195. Da-sein and the human being
Who is the human being? The one needed by beyng for the sake of withstanding the essential occurrence of the truth of beyng.
As so needed, however, humans "are" humans only inasmuch as they are grounded in Da-sein, i.e., inasmuch as they themselves, by creating, become the ones who ground Da-sein.
Yet beyng is also grasped here as appropriating event. Both belong together: the grounding back into Da-sein and the truth of beyng as event.
We grasp nothing of the direction of the questioning that is opened up here if we casually base ourselves on arbitrary ideas of the human being and of "beings as such" instead of putting into question at one stroke both the "human being" and beyng (not simply the being of the human being) and keeping them in question.
196. Da-sein and a people10
Only on the basis of Da-sein is it possible to grasp the essence of a people, which means at the same time to know that a people can never be a goal and a purpose. To hold the opposite opinion is merely a "popular" expansion of both the "liberal" thought of the "I" and the economic idea of the conservation of "life."

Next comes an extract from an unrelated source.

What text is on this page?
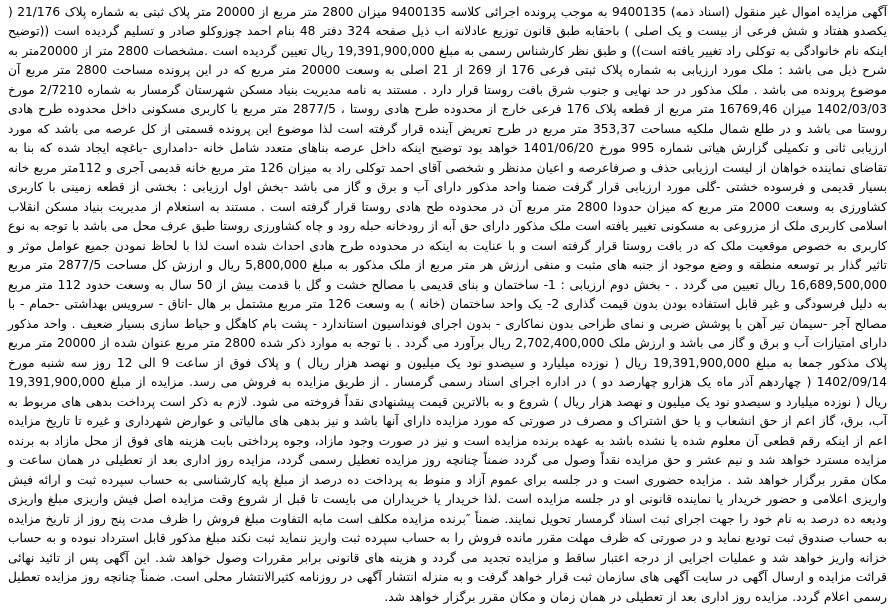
آگهی مزایده اموال غیر منقول (اسناد ذمه) 9400135 به موجب پرونده اجرائی کلاسه 9400135 میزان 2800 متر مربع از 20000 متر پلاک ثبتی به شماره پلاک 21/176 ( یکصدو هفتاد و شش فرعی از بیست و یک اصلی ) باحقابه طبق قانون توزیع عادلانه اب ذیل صفحه 324 دفتر 48 بنام احمد چوزوکلو صادر و تسلیم گردیده است ((توضیح اینکه نام خانوادگی به توکلی راد تغییر یافته است)) و طبق نظر کارشناس رسمی به مبلغ 19,391,900,000 ریال تعیین گردیده است .مشخصات 2800 متر از 20000متر به شرح ذیل می باشد : ملک مورد ارزیابی به شماره پلاک ثبتی فرعی 176 از 269 از 21 اصلی به وسعت 20000 متر مربع که در این پرونده مساحت 2800 متر مربع آن موضوع پرونده می باشد . ملک مذکور در حد نهایی و جنوب شرق بافت روستا قرار دارد . مستند به نامه مدیریت بنیاد مسکن شهرستان گرمسار به شماره 2/7210 مورخ 1402/03/03 میزان 16769,46 متر مربع از قطعه پلاک 176 فرعی خارج از محدوده طرح هادی روستا ، 2877/5 متر مربع با کاربری مسکونی داخل محدوده طرح هادی روستا می باشد و در طلع شمال ملکیه مساحت 353,37 متر مربع در طرح تعریض آینده قرار گرفته است لذا موضوع این پرونده قسمتی از کل عرصه می باشد که مورد ارزیابی ثانی و تکمیلی گزارش هیاتی شماره 995 مورخ 1401/06/20 خواهد بود توضیح اینکه داخل عرصه بناهای متعدد شامل خانه -دامداری -باغچه ایجاد شده که بنا به تقاضای نماینده خواهان از لیست ارزیابی حذف و صرفاعرصه و اعیان مدنظر و شخصی آقای احمد توکلی راد به میزان 126 متر مربع خانه قدیمی آجری و 112متر مربع خانه بسیار قدیمی و فرسوده خشتی -گلی مورد ارزیابی قرار گرفت ضمنا واحد مذکور دارای آب و برق و گاز می باشد -بخش اول ارزیابی : بخشی از قطعه زمینی با کاربری کشاورزی به وسعت 2000 متر مربع که میزان حدودا 2800 متر مربع آن در محدوده طح هادی روستا قرار گرفته است . مستند به استعلام از مدیریت بنیاد مسکن انقلاب اسلامی کاربری ملک از مزروعی به مسکونی تغییر یافته است ملک مذکور دارای حق آبه از رودخانه حبله رود و چاه کشاورزی روستا طبق عرف محل می باشد با توجه به نوع کاربری به خصوص موقعیت ملک که در بافت روستا قرار گرفته است و با عنایت به اینکه در محدوده طرح هادی احداث شده است لذا با لحاظ نمودن جمیع عوامل موثر و تاثیر گذار بر توسعه منطقه و وضع موجود از جنبه های مثبت و منفی ارزش هر متر مربع از ملک مذکور به مبلغ 5,800,000 ریال و ارزش کل مساحت 2877/5 متر مربع 16,689,500,000 ریال تعیین می گردد . - بخش دوم ارزیابی : 1- ساختمان و بنای قدیمی با مصالح خشت و گل با قدمت بیش از 50 سال به وسعت حدود 112 متر مربع به دلیل فرسودگی و غیر قابل استفاده بودن بدون قیمت گذاری 2- یک واحد ساختمان (خانه ) به وسعت 126 متر مربع مشتمل بر هال -اتاق - سرویس بهداشتی -حمام - با مصالح آجر -سیمان تیر آهن با پوشش ضربی و نمای طراحی بدون نماکاری - بدون اجرای فونداسیون استاندارد - پشت بام کاهگل و حیاط سازی بسیار ضعیف . واحد مذکور دارای امتیازات آب و برق و گاز می باشد و ارزش ملک 2,702,400,000 ریال برآورد می گردد . با توجه به موارد ذکر شده 2800 متر مربع عنوان شده از 20000 متر مربع پلاک مذکور جمعا به مبلغ 19,391,900,000 ریال ( نوزده میلیارد و سیصدو نود یک میلیون و نهصد هزار ریال ) و پلاک فوق از ساعت 9 الی 12 روز سه شنبه مورخ 1402/09/14 ( چهاردهم آذر ماه یک هزارو چهارصد دو ) در اداره اجرای اسناد رسمی گرمسار . از طریق مزایده به فروش می رسد. مزایده از مبلغ 19,391,900,000 ریال ( نوزده میلیارد و سیصدو نود یک میلیون و نهصد هزار ریال ) شروع و به بالاترین قیمت پیشنهادی نقداً فروخته می شود. لازم به ذکر است پرداخت بدهی های مربوط به آب، برق، گاز اعم از حق انشعاب و یا حق اشتراک و مصرف در صورتی که مورد مزایده دارای آنها باشد و نیز بدهی های مالیاتی و عوارض شهرداری و غیره تا تاریخ مزایده اعم از اینکه رقم قطعی آن معلوم شده یا نشده باشد به عهده برنده مزایده است و نیز در صورت وجود مازاد، وجوه پرداختی بابت هزینه های فوق از محل مازاد به برنده مزایده مسترد خواهد شد و نیم عشر و حق مزایده نقداً وصول می گردد ضمناً چنانچه روز مزایده تعطیل رسمی گردد، مزایده روز اداری بعد از تعطیلی در همان ساعت و مکان مقرر برگزار خواهد شد . مزایده حضوری است و در جلسه برای عموم آزاد و منوط به پرداخت ده درصد از مبلغ پایه کارشناسی به حساب سپرده ثبت و ارائه فیش واریزی اعلامی و حضور خریدار یا نماینده قانونی او در جلسه مزایده است .لذا خریدار یا خریداران می بایست تا قبل از شروع وقت مزایده اصل فیش واریزی مبلغ واریزی ودیعه ده درصد به نام خود را جهت اجرای ثبت اسناد گرمسار تحویل نمایند. ضمناً ″برنده مزایده مکلف است مابه التفاوت مبلغ فروش را ظرف مدت پنج روز از تاریخ مزایده به حساب صندوق ثبت تودیع نماید و در صورتی که ظرف مهلت مقرر مانده فروش را به حساب سپرده ثبت واریز ننماید ثبت نکند مبلغ مذکور قابل استرداد نبوده و به حساب خزانه واریز خواهد شد و عملیات اجرایی از درجه اعتبار ساقط و مزایده تجدید می گردد و هزینه های قانونی برابر مقررات وصول خواهد شد. این آگهی پس از تائید نهائی قرائت مزایده و ارسال آگهی در سایت آگهی های سازمان ثبت قرار خواهد گرفت و به منزله انتشار آگهی در روزنامه کثیرالانتشار محلی است. ضمناً چنانچه روز مزایده تعطیل رسمی اعلام گردد. مزایده روز اداری بعد از تعطیلی در همان زمان و مکان مقرر برگزار خواهد شد.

The essence of a people, however, is its "voice." This voice does precisely not speak in the so-called immediate outpourings of the common, natural, unspoiled, and unrefined "man." For this summoned witness is already very spoiled and for a long time has not been moving in the original relations to beings. The voice of a people seldom speaks and speaks only in a few individuals. Can this voice still be brought to resound?
197. Da-sein-domain of what is proper-selfhood11
Being a self is the essential occurrence of Da-sein, and the self of the human being is attained only through steadfastness in Da-sein.
The "self" is customarily grasped only in the relation of an I to "itself." This relation is taken as representational. And ultimately the selfsameness of the one who is representing with that which is represented
10. Cf. The future ones.
11. Cf. Prospect, 16. Philosophy (meditation as meditation on oneself).